Nicole Wittenberg, Gardens of Courances 10, 2025 | Photo by Christian DeFonte

Her breakout moment came in 2012, at a show at the Lower East Side Freight and Volume gallery with paintings of bedroom interiors and monochrome Skype portraits, based on images of long-distance conversations with friends. But she leveled up in the art world with her pornography paintings. Mining the Internet, she paused videos repeatedly to block the perfect image to paint. “I discovered the amateur tag on Pornhub,” she explains. “I realized that these were just videos uploaded by people to the site because they wanted to. I’ve always been attracted to the things that we do just because we want to. I don’t really see myself as having a job. I have never seen art as work.”
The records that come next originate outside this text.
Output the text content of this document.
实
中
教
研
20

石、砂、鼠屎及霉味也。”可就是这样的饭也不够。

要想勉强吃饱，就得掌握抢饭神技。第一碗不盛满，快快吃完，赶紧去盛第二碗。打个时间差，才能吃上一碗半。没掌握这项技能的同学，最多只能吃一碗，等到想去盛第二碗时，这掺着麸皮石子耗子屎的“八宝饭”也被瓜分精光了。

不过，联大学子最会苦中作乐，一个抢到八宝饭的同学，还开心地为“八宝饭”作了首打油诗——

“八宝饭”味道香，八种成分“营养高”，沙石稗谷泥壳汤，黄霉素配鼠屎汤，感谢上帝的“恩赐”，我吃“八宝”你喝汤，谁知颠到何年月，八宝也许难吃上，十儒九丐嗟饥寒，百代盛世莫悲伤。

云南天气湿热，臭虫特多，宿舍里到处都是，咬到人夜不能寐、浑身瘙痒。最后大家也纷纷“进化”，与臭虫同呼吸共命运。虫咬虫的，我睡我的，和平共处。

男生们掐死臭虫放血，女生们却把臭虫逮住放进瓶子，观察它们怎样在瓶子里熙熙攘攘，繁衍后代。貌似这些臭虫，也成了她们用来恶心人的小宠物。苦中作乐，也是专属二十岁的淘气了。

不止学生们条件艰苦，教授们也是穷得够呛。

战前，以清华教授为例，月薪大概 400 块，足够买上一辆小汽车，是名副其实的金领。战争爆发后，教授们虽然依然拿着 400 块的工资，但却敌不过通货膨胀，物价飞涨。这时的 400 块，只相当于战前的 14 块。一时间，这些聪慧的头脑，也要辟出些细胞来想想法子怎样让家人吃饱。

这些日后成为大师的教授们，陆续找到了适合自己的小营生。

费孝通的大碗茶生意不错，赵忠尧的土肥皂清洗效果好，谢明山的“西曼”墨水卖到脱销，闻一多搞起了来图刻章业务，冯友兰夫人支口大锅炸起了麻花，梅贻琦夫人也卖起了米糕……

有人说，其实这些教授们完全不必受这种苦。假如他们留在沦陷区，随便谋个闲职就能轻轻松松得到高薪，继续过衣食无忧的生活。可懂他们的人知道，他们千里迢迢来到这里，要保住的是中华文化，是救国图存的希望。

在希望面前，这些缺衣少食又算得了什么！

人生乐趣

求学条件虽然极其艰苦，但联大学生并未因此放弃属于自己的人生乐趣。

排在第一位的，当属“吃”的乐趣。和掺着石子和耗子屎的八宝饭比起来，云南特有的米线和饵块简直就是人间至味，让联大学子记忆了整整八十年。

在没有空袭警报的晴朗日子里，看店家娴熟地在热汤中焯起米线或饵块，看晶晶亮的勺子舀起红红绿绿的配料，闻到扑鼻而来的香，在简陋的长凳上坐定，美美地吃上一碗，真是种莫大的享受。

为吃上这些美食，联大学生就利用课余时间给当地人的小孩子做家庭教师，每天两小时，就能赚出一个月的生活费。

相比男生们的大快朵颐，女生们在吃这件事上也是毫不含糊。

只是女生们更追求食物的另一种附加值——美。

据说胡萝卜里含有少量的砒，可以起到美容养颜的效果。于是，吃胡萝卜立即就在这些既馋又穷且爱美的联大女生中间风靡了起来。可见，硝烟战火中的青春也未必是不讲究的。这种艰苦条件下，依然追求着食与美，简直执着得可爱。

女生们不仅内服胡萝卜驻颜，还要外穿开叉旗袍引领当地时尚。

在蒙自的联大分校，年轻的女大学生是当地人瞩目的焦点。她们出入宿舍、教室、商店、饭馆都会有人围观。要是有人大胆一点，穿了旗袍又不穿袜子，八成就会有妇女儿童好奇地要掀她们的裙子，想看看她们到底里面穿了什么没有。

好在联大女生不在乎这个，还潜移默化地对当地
Photo by Christian DeFonte

For her landscapes, Wittenberg travels to far-flung destinations like Thailand and Greece, but Maine occupies a sacred place for her. She now has a second studio there, and frequently leaves the city to make art. A tiny blue parrotlet travels between studios with her—eleven-year-old Roy, who can no longer fly after a stroke. He often rests on Wittenberg’s shoulder, a spiritual presence that informs her brush strokes.

Photo by Christian DeFonte

“The symbology of birds in art is a manifestation of the divine in Western paintings,” she tells me. “Roy has some of that. I have this beautiful image of Matisse holding these doves, and there is something about the nature of the bird that is also about freedom and a certain kind of willfulness that I respond to.”